Automatic control of level?

Solution 2 is almost as bad. In the US, the television cable companies have a practice of “leveling” program material sound as it is placed on the cable. The result is usually unspeakable. The sound is so heavily compressed by poor setting accuracy of some of the sources as to be barely worth listening to. Controlling the auditorium level using a similar type of feedback has the same effect. Imagine the scene with a battle at nightfall. Crickets seem to get louder and louder and the “faint” dog-bark blasts through as though the dog should really be in shot. The first distant shot rings out and all ambience abruptly disappears. We see the combatants whispering to each other but we cannot hear what they say. One of them fires and now we see the officers shouting orders but we cannot hear clearly what they are saying.
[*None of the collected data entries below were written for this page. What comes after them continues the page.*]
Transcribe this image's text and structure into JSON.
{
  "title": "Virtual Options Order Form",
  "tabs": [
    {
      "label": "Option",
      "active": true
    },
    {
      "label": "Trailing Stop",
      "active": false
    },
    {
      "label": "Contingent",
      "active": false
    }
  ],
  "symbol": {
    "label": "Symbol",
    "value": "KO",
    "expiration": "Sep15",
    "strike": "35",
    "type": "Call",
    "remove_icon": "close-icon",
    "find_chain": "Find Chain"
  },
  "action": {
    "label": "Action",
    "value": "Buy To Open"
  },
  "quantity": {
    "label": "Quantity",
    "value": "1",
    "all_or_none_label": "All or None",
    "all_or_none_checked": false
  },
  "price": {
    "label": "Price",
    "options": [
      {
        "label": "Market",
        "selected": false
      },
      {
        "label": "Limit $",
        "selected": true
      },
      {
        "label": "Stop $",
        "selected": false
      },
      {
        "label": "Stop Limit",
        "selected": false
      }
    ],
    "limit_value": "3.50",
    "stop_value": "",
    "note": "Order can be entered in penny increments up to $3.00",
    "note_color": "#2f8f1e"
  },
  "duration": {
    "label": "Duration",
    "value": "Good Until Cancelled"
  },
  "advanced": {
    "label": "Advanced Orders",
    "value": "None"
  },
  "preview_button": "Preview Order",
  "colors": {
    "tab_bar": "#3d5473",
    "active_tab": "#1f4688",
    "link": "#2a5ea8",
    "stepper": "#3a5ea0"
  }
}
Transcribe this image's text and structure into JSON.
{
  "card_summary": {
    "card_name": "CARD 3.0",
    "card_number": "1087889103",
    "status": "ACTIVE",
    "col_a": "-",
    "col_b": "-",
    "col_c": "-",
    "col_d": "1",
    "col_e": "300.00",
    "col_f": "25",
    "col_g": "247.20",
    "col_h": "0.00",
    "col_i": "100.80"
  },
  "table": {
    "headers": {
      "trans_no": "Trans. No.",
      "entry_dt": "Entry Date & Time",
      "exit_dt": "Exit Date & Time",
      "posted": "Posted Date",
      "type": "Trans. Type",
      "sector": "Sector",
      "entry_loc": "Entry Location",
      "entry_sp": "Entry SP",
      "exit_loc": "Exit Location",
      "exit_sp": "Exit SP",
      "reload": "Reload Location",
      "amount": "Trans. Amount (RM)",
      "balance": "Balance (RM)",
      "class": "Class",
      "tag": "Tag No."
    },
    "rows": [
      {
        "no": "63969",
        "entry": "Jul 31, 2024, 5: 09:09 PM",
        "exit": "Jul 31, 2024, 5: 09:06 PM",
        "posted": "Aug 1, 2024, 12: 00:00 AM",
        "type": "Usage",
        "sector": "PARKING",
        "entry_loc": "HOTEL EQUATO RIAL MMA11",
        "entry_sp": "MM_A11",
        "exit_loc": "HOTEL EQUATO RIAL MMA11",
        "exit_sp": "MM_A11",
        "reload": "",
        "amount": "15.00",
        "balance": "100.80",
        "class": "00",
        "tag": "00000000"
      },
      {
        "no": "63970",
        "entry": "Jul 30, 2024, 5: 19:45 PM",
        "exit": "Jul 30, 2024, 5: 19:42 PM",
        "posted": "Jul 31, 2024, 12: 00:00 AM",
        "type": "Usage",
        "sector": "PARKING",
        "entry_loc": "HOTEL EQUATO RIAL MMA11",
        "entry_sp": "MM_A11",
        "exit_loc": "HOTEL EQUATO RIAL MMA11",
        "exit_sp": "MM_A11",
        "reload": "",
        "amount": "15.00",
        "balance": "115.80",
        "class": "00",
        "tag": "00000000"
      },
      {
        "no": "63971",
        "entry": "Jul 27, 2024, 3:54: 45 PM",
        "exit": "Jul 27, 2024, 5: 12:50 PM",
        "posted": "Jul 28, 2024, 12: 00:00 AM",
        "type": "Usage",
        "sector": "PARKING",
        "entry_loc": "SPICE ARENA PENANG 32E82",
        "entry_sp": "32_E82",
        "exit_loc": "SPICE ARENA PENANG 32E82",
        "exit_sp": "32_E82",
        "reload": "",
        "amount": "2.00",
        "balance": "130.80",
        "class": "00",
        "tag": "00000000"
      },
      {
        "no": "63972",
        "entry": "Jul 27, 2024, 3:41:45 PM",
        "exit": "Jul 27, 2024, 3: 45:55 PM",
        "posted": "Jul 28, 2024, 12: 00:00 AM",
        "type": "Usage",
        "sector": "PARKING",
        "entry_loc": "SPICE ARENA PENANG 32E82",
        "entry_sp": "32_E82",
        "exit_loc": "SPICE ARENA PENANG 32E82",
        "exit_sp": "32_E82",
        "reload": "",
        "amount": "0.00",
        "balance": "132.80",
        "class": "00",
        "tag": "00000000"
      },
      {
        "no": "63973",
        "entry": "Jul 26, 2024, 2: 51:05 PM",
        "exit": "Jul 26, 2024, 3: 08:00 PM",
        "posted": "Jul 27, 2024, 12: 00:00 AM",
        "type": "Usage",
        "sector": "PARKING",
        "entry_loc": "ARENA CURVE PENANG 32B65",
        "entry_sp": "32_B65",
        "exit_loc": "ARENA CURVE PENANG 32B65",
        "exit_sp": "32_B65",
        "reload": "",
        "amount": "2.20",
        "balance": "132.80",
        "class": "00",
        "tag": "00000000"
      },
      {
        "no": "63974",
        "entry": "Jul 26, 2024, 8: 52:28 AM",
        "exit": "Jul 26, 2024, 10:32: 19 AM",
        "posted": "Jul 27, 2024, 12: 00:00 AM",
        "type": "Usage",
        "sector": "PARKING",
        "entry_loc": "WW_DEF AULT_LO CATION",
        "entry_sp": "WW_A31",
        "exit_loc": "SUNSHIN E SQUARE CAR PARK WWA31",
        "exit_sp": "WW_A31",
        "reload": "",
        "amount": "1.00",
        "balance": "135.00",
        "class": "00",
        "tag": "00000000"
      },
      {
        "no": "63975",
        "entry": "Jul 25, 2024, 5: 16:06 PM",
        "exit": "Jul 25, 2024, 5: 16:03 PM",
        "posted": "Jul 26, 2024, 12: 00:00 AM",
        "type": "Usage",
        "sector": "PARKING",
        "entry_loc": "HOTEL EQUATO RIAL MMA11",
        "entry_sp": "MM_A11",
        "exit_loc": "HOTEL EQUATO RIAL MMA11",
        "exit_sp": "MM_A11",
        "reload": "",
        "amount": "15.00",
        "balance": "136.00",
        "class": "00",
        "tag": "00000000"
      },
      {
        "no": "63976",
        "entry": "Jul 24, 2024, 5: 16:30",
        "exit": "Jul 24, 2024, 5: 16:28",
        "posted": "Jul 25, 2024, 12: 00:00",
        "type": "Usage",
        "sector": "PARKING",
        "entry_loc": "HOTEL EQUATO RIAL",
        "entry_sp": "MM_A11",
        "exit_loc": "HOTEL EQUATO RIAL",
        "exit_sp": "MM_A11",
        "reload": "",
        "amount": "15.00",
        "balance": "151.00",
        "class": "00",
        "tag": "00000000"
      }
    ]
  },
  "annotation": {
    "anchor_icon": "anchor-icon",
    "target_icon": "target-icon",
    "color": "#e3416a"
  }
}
These are all the effects that badly designed automatic volume control suffers from. A few movies like our romantic comedy would actually come through relatively unscathed but anything involving action would be mangled almost out of all recognition. However this solution has been proposed as a way of controlling cinema sound.

TASA takes command?

Solution 1 would be the best of the bunch and it is one which is within the industry’s power to accomplish. Will it happen? Probably not. It will almost certainly be the weak response to the imposition of Solution 3 and will almost certainly not result in the repeal of the laws governing film sound levels. TASA itself will become an irrelevance and the curve and measuring technique which took so much work to devise and agree on will be quietly consigned to the annals of history. Remember more and more movies today are being mixed deliberately "hot" simply to counteract the fact that the trailers and adverts are STILL too loud and causing volume controls around the world to be set too low. This is a battle that can have NO winners!
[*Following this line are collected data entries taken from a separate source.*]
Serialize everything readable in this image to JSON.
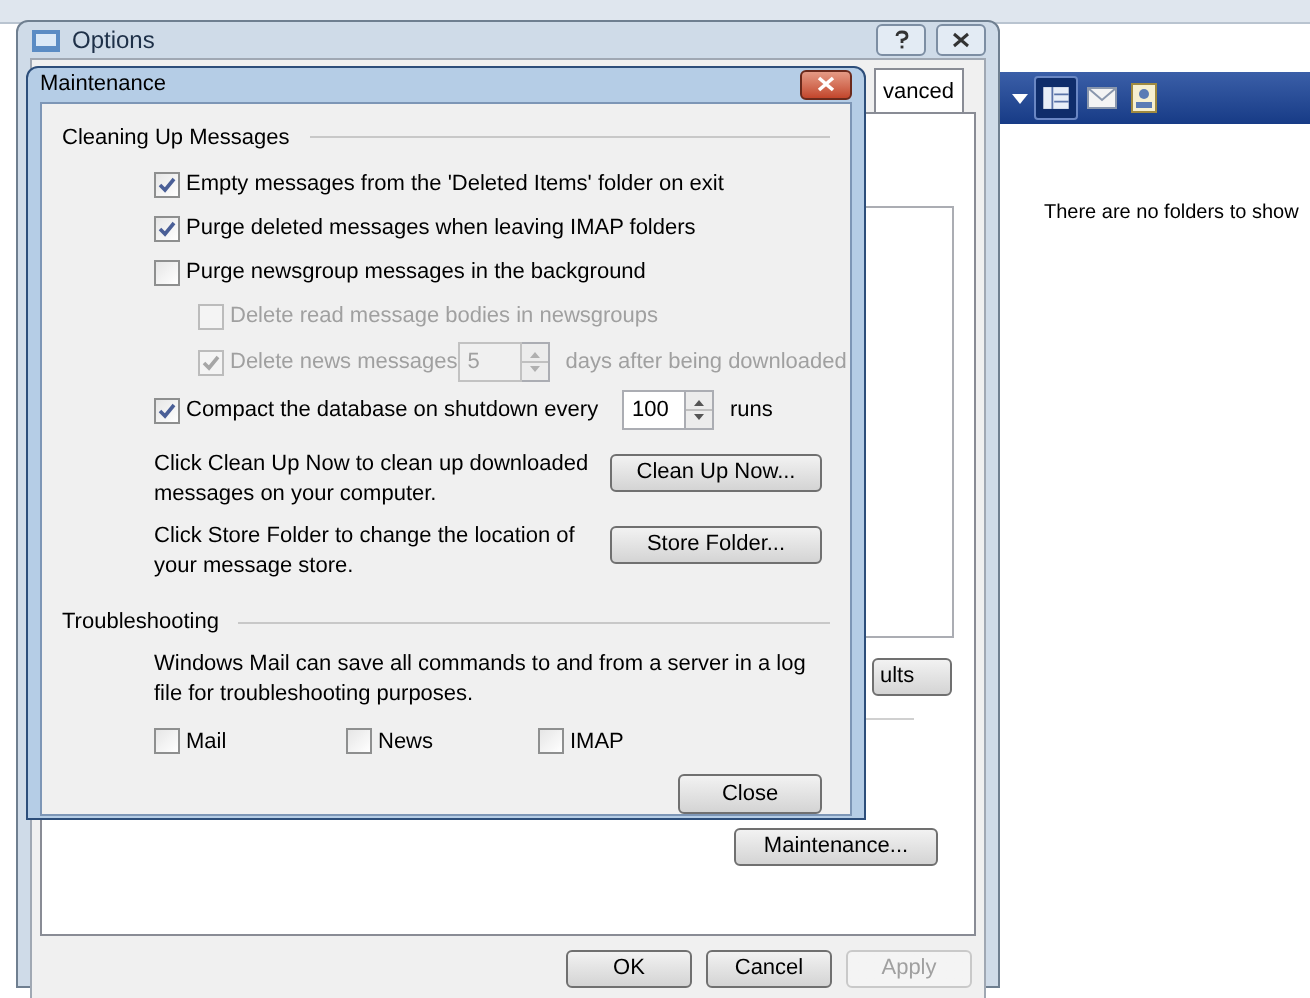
{
  "background_app": {
    "message": "There are no folders to show"
  },
  "options_window": {
    "title": "Options",
    "tab": {
      "label": "vanced",
      "selected": true
    },
    "partial_button": "ults",
    "maintenance_button": "Maintenance...",
    "buttons": [
      {
        "label": "OK",
        "disabled": false
      },
      {
        "label": "Cancel",
        "disabled": false
      },
      {
        "label": "Apply",
        "disabled": true
      }
    ]
  },
  "maintenance_dialog": {
    "title": "Maintenance",
    "cleaning": {
      "heading": "Cleaning Up Messages",
      "options": [
        {
          "kind": "checkbox",
          "label": "Empty messages from the 'Deleted Items' folder on exit",
          "checked": true,
          "disabled": false
        },
        {
          "kind": "checkbox",
          "label": "Purge deleted messages when leaving IMAP folders",
          "checked": true,
          "disabled": false
        },
        {
          "kind": "checkbox",
          "label": "Purge newsgroup messages in the background",
          "checked": false,
          "disabled": false,
          "children": [
            {
              "kind": "checkbox",
              "label": "Delete read message bodies in newsgroups",
              "checked": false,
              "disabled": true
            },
            {
              "kind": "spin",
              "label": "Delete news messages",
              "checked": true,
              "disabled": true,
              "value": "5",
              "suffix": "days after being downloaded"
            }
          ]
        },
        {
          "kind": "spin",
          "label": "Compact the database on shutdown every",
          "checked": true,
          "disabled": false,
          "value": "100",
          "suffix": "runs"
        }
      ],
      "actions": [
        {
          "text": "Click Clean Up Now to clean up downloaded messages on your computer.",
          "button": "Clean Up Now..."
        },
        {
          "text": "Click Store Folder to change the location of your message store.",
          "button": "Store Folder..."
        }
      ]
    },
    "troubleshooting": {
      "heading": "Troubleshooting",
      "description": "Windows Mail can save all commands to and from a server in a log file for troubleshooting purposes.",
      "checkboxes": [
        {
          "label": "Mail",
          "checked": false
        },
        {
          "label": "News",
          "checked": false
        },
        {
          "label": "IMAP",
          "checked": false
        }
      ]
    },
    "close_button": "Close"
  }
}
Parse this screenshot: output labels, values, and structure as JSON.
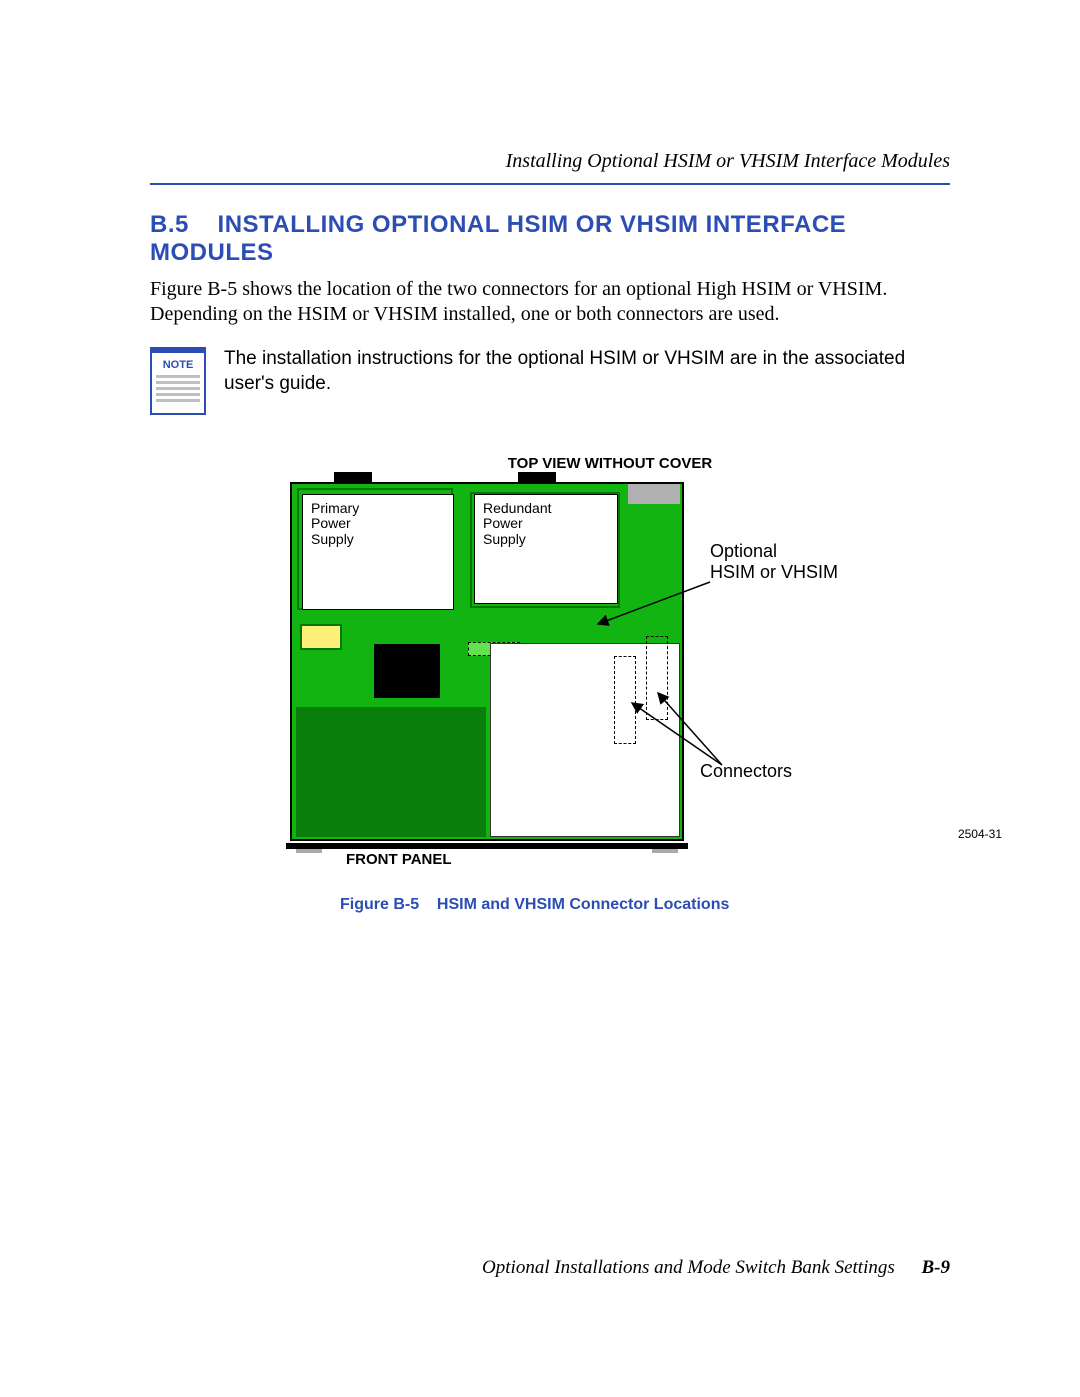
{
  "header": {
    "running_title": "Installing Optional HSIM or VHSIM Interface Modules"
  },
  "section": {
    "number": "B.5",
    "title": "INSTALLING OPTIONAL HSIM OR VHSIM INTERFACE MODULES",
    "body": "Figure B-5 shows the location of the two connectors for an optional High HSIM or VHSIM. Depending on the HSIM or VHSIM installed, one or both connectors are used."
  },
  "note": {
    "label": "NOTE",
    "text": "The installation instructions for the optional HSIM or VHSIM are in the associated user's guide."
  },
  "figure": {
    "top_label": "TOP VIEW WITHOUT COVER",
    "front_label": "FRONT PANEL",
    "primary_ps": "Primary\nPower\nSupply",
    "redundant_ps": "Redundant\nPower\nSupply",
    "callout_optional": "Optional\nHSIM or VHSIM",
    "callout_connectors": "Connectors",
    "ref_number": "2504-31",
    "caption_label": "Figure B-5",
    "caption_text": "HSIM and VHSIM Connector Locations"
  },
  "footer": {
    "text": "Optional Installations and Mode Switch Bank Settings",
    "page": "B-9"
  }
}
The Home Theatre Experience.

Does it matter? Well I happen to think that it does a very great deal. Anyone who has bought a DVD player and hitched it to a small TV with a tiny tinny speaker knows that the video looks a lot better but the “experience” people speak of when watching DVD’s is pretty underwhelming. It is only when the DVD player sound output is finally hitched to the Hi-Fi system that the purchaser suddenly has the “Home Theatre Experience” everyone raves about. I was present at just this epiphany last Christmas. I bought a DVD player for my Sister and the only TV they had with a SCART connector was a small 15” set with pretty foul sound. Fortunately her CD player was wearing out and so it was an easy job to extract it and replace it with the DVD player. Putting the sound through some pretty good speakers suddenly gave the impression that the little 15” set had a really big screen even with full letterbox formatting. I.e transferring this to the cinema experience, as long as you have a really well tuned and balanced sound system, you can get away with some pretty cheap projectors and run that arc way past its rated life!
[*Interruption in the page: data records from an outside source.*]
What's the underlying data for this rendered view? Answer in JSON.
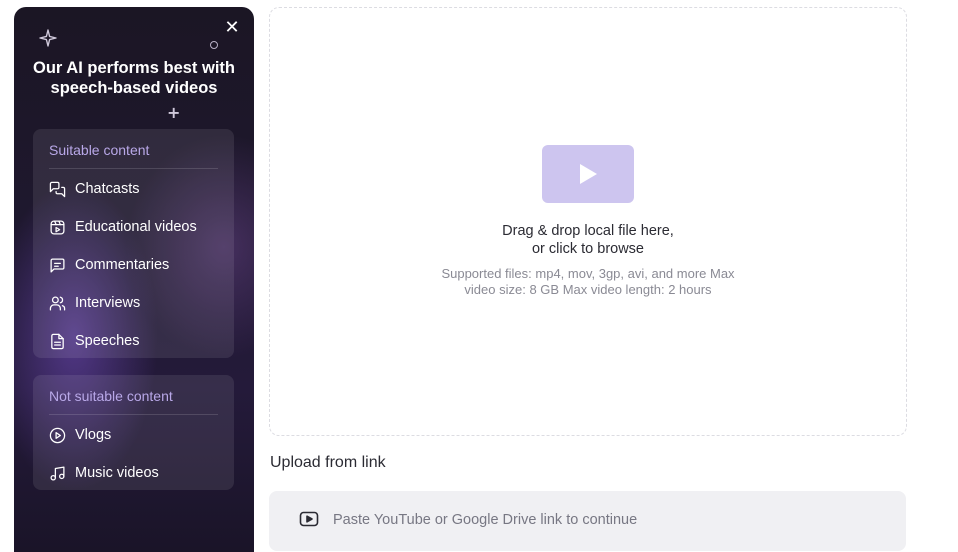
{
  "panel": {
    "close_label": "✕",
    "title_line1": "Our AI performs best with",
    "title_line2": "speech-based videos",
    "suitable": {
      "heading": "Suitable content",
      "items": [
        {
          "label": "Chatcasts",
          "icon": "chat-bubbles-icon"
        },
        {
          "label": "Educational videos",
          "icon": "video-lesson-icon"
        },
        {
          "label": "Commentaries",
          "icon": "comment-icon"
        },
        {
          "label": "Interviews",
          "icon": "people-icon"
        },
        {
          "label": "Speeches",
          "icon": "document-icon"
        }
      ]
    },
    "not_suitable": {
      "heading": "Not suitable content",
      "items": [
        {
          "label": "Vlogs",
          "icon": "play-circle-icon"
        },
        {
          "label": "Music videos",
          "icon": "music-note-icon"
        }
      ]
    }
  },
  "dropzone": {
    "title_line1": "Drag & drop local file here,",
    "title_line2": "or click to browse",
    "sub_line1": "Supported files: mp4, mov, 3gp, avi, and more Max",
    "sub_line2": "video size: 8 GB Max video length: 2 hours"
  },
  "link": {
    "heading": "Upload from link",
    "placeholder": "Paste YouTube or Google Drive link to continue"
  },
  "colors": {
    "accent": "#b9a8e8",
    "play_tile": "#cdc5ef",
    "panel_bg": "#1f1830"
  }
}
Does it really matter at all?

The fact is that film sound is so much a part of the whole moviegoing pastime that putting unnecessary rules and regulations on it will kill a large part of the point of going to the cinema. The awful fact that a few bad sound producers working on trailers and adverts can have a profound effect on the future of the entire film industry is both a shame and an indictment of the film industry itself for not stamping out their insatiable craving for “impact”.

Epilogue.

And we must never forget that we are now entering the age of digital film picture. Will it make a difference? Naturally. Now movies are just files on a disk. The Show Player can decide how loud each file needs to be played. And the billions of currency needed to finance this conversion will be mostly spent when governments around the world will enact draconian measures to stamp out over-loud movies. So the picture is going to look fantiastic and the sound will be pathetic.